People who experience ARC are thriving. They do not need something or someone else doing the driving.
When Brandt, a student in a masters-level course on executive leadership at the University of San Diego where I teach, described himself as “intensely driven,” I asked him a series of questions: Who or what is doing the driving? Are you driven by the promise of money, rewards, power, or status? Are you driven to dispel fear, shame, or guilt? Are you driven to avoid disappointing someone important or yourself?
Even though the nature of the weeklong course challenges high-level leaders to be introspective, I was impressed with Brandt's openness to investigating the source and quality of his drive. He shared that despite being a successful executive in a prestigious electronics company, he was longing for something he couldn't define. He felt out of balance physically, mentally, and emotionally. Brandt and I explored the underlying reasons for his intense work behavior, the gap between his espoused values and his lived values, and the difference between his reality and his dreams and life purpose. It didn't take long for Brandt to discover this reality: “Being driven” is another way of saying “I am not in control.”

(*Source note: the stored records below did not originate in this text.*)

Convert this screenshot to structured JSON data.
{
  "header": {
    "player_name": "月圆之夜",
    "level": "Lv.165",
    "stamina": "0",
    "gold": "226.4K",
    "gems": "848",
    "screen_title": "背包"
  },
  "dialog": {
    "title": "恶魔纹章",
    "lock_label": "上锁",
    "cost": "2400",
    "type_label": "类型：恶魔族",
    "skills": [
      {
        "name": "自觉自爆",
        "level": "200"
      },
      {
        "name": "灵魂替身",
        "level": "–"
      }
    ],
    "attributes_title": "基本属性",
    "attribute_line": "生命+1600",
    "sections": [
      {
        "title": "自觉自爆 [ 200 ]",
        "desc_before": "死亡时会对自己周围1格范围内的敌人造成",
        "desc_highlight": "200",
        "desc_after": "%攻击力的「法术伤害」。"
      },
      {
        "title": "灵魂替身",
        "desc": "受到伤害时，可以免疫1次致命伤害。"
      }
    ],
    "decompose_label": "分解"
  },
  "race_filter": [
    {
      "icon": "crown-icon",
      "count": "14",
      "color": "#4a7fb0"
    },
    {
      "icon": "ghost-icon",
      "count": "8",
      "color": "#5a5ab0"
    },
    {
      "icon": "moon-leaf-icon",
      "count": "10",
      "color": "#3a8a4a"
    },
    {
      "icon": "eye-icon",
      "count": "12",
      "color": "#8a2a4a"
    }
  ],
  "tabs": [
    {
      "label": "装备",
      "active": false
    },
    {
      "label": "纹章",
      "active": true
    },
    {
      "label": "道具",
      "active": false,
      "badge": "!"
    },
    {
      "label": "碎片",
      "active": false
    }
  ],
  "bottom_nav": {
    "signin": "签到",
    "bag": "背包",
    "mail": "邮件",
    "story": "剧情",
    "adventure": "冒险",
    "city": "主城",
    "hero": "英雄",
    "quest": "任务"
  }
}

Brandt began to acknowledge that something external was driving him and prompting his emotions, feelings, and actions. That “something,” it turned out, was his need to prove himself, fueled by a desire to impress his father—who happened to be a legend in the computer industry.
Finding that unexplored emotions and beliefs are at the root of dysfunctional behavior is not revolutionary. The revelation of why our sense of well-being, intentions, and behavior are dysfunctional is groundbreaking.

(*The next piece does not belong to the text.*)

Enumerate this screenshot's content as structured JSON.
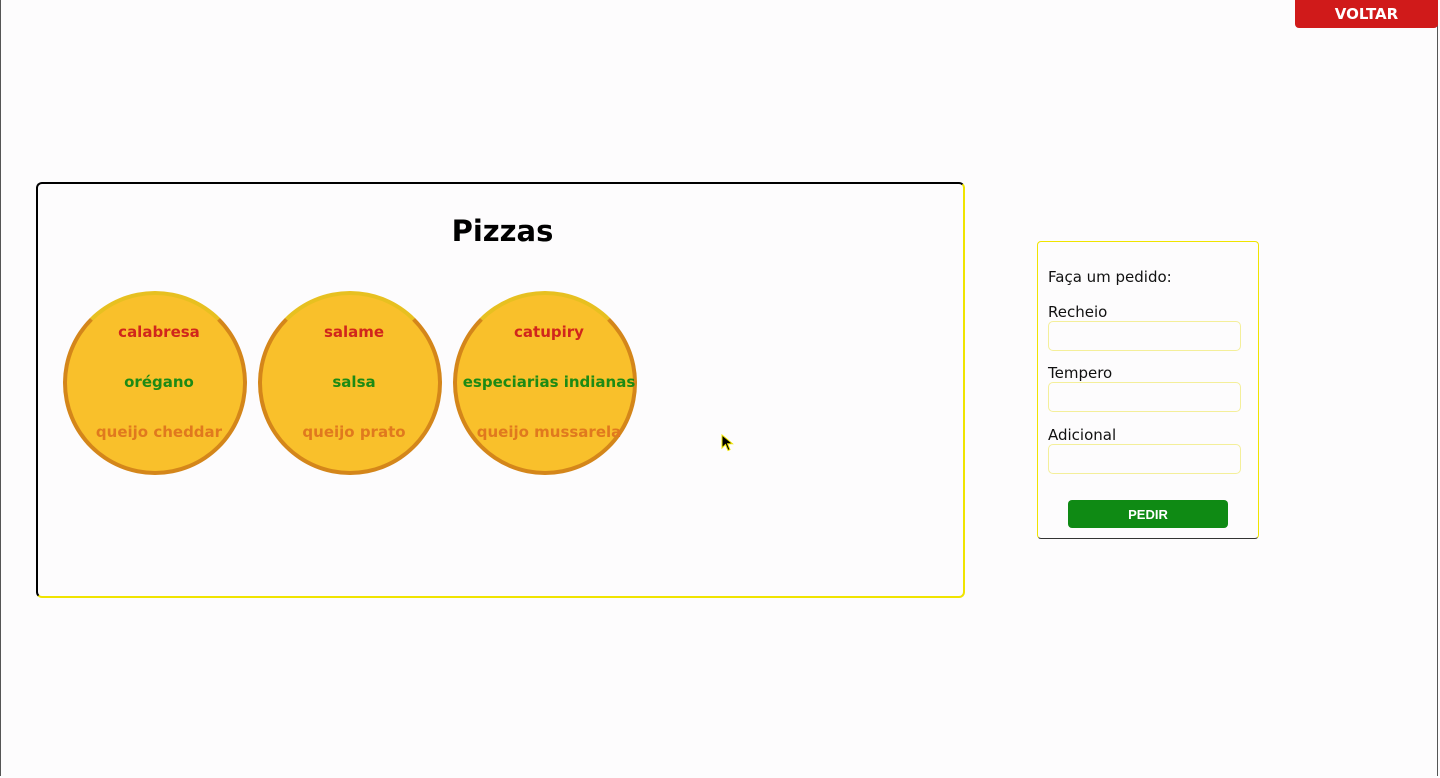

Dysfunction exists because our psychological needs for ARC are not being satisfied. Armed with understanding, we can do something about it.
It turns out that Brandt had been bouncing back and forth for years between an external motivational outlook—a craving for praise, validation, and tangible rewards, and an imposed motivational outlook—a fear of letting his father down. His drive to live up to self-imposed standards measured through promotions, financial success, and public recognition robbed him of his autonomy. Ironically, his desire to please his father prevented him from experiencing a true and authentic sense of relatedness. Brandt's competence always felt diminished in comparison to his perception of his father's competence. He had been searching for a way to ease his longings in all the wrong places and by all the wrong means.
Brandt's suboptimal motivational outlooks (external and imposed) were symptomatic of his low-quality of ARC and his negative energy, a lack of vitality, and a less-than-positive sense of well-being. He needed a way to break the vicious cycle of junk-food remedies that perpetuated his undesirable situation. Brandt put it perfectly when he said, “I have been eating way too many French Fries.”